John Irving: Witwe für ein Jahr

Was für ein Erzähler! Wie immer bei diesem Autor liegt hier eine äußerst handlungsstarke Geschichte vor, die sich kaum in Kürze wiedergeben lässt. Es geht (längst nicht nur) um einen jungen Mann, der für einen Ferienjob in die Familie eines Schriftstellers, der nunmehr Kinderbücher schreibt und illustriert. Dieser lebt mit seiner Frau, seiner Tochter und den Fotografien der beiden toten Söhne in der Nähe von New York in einer ländlichen Kleinstadt. Aus dieser Situation entwickelt der Erzähler Lebenspanoramen über etwa vier Jahrzehnte hinweg. Da nahezu alle Protagonisten in irgendeiner Weise mit Literatur zu tun haben, wird in diesem Roman die Entstehung vieler Bücher begleitet. Und auch an den Lebenserfahrungen und zielgerichteten Recherchen, vor allem im Amsterdamer Rotlichtmilieu, kann der Leser Anteil nehmen. Dadurch entstehen unzählige Handlungsstränge, die niemals in der Luft hängen bleiben, sondern immer wieder auf überraschende Weise zusammengefügt werden. Und so gibt es auch zwar nicht schreibenden, dafür aber umso mehr lesenden holländischen Polizisten Harry, der seine Erwartungen an Literatur so formuliert:

Er las Romane, weil er darin die besten Beschreibungen der menschlichen Natur fand. Die Autoren, die Harry bevorzugte, gingen nie von der Voraussetzung aus, dass sich am Verhalten der Menschen, und sei es noch so übel, etwas ändern ließ. Mag sein, dass sie diesen oder jenen Charakterzug moralisch missbilligten, aber sie waren keine Weltverbesserer. Sie waren Geschichtenerzähler, die überdurchschnittliche Geschichten zu erzählen hatten, und wenn sie gut waren, erzählten sie Geschichten von glaubhaften Figuren. Am liebsten mochte Harry Romane mit kompliziert ineinander verwobenen Geschichten, die von lebensechten Menschen handelten. […]

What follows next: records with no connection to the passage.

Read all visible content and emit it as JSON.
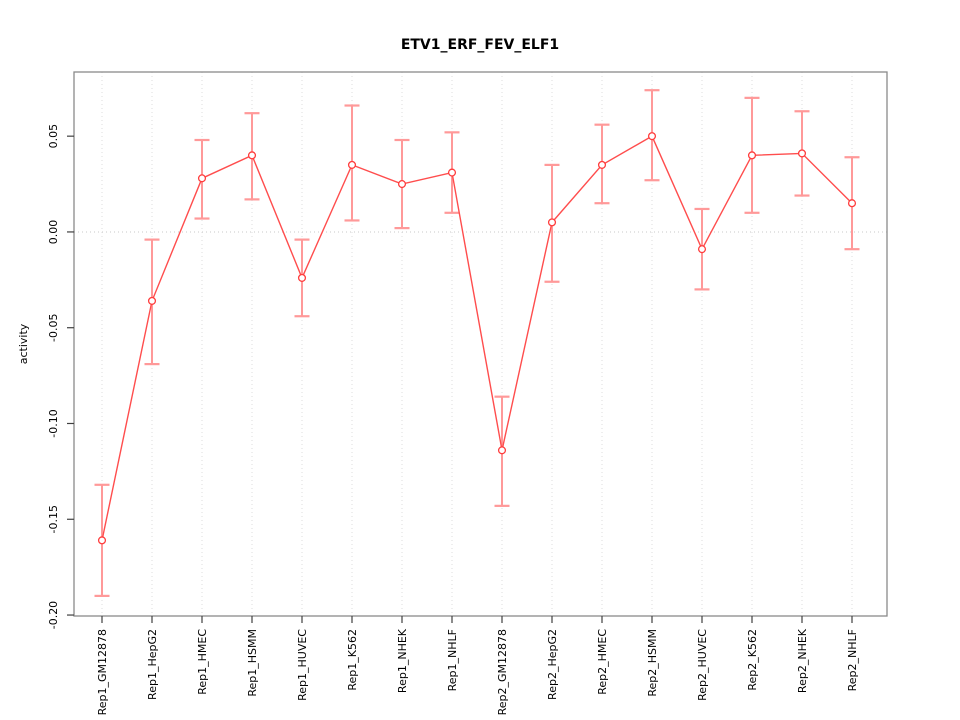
{
  "title": "ETV1_ERF_FEV_ELF1",
  "chart_data": {
    "type": "line",
    "title": "ETV1_ERF_FEV_ELF1",
    "xlabel": "",
    "ylabel": "activity",
    "legend_position": "none",
    "grid": "dotted-vertical-per-category-and-dotted-zero-line",
    "categories": [
      "Rep1_GM12878",
      "Rep1_HepG2",
      "Rep1_HMEC",
      "Rep1_HSMM",
      "Rep1_HUVEC",
      "Rep1_K562",
      "Rep1_NHEK",
      "Rep1_NHLF",
      "Rep2_GM12878",
      "Rep2_HepG2",
      "Rep2_HMEC",
      "Rep2_HSMM",
      "Rep2_HUVEC",
      "Rep2_K562",
      "Rep2_NHEK",
      "Rep2_NHLF"
    ],
    "series": [
      {
        "name": "activity",
        "marker": "open-circle",
        "values": [
          -0.161,
          -0.036,
          0.028,
          0.04,
          -0.024,
          0.035,
          0.025,
          0.031,
          -0.114,
          0.005,
          0.035,
          0.05,
          -0.009,
          0.04,
          0.041,
          0.015
        ],
        "upper": [
          -0.132,
          -0.004,
          0.048,
          0.062,
          -0.004,
          0.066,
          0.048,
          0.052,
          -0.086,
          0.035,
          0.056,
          0.074,
          0.012,
          0.07,
          0.063,
          0.039
        ],
        "lower": [
          -0.19,
          -0.069,
          0.007,
          0.017,
          -0.044,
          0.006,
          0.002,
          0.01,
          -0.143,
          -0.026,
          0.015,
          0.027,
          -0.03,
          0.01,
          0.019,
          -0.009
        ]
      }
    ],
    "ylim": [
      -0.2005,
      0.0835
    ],
    "yticks": [
      {
        "value": 0.05,
        "label": "0.05"
      },
      {
        "value": 0.0,
        "label": "0.00"
      },
      {
        "value": -0.05,
        "label": "-0.05"
      },
      {
        "value": -0.1,
        "label": "-0.10"
      },
      {
        "value": -0.15,
        "label": "-0.15"
      },
      {
        "value": -0.2,
        "label": "-0.20"
      }
    ],
    "zero_line": true,
    "colors": {
      "line": "#ff4d4d",
      "marker_stroke": "#ff3d3d",
      "marker_fill": "#ffffff",
      "error_bar": "#ff9999",
      "gridline": "#dcdcdc",
      "zero_line": "#c8c8c8",
      "box": "#8a8a8a",
      "tick": "#404040",
      "text": "#000000"
    }
  }
}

Harry hatte nichts dagegen, wenn ein Buch witzig geschrieben war, aber wenn der Autor ausschließlich humorvoll (oder bissig) schrieb, war er enttäuscht. Er mochte gesellschaftlichen Realismus, allerdings nicht, wenn es dem Autor völlig an Phantasie fehlte und seine Geschichte zu wenig Rätsel aufgab und den Leser zu wenig fesselte. (Ein Roman über eine geschiedene Frau, die ein Wochenende in einem Hotel am Meer verbringt, wo sie einen Mann sieht, mit dem sie sich eine Affäre ausmalt - ohne dass es dazu kommt; sie fährt einfach wieder nach Hause -, wurde seinem Anspruch an einen Roman nicht gerecht.)

Nun, dieser Harry dürfte sein Bücherregal mit Romanen von John Iriving gefüllt haben und sehr zufrieden damit sein.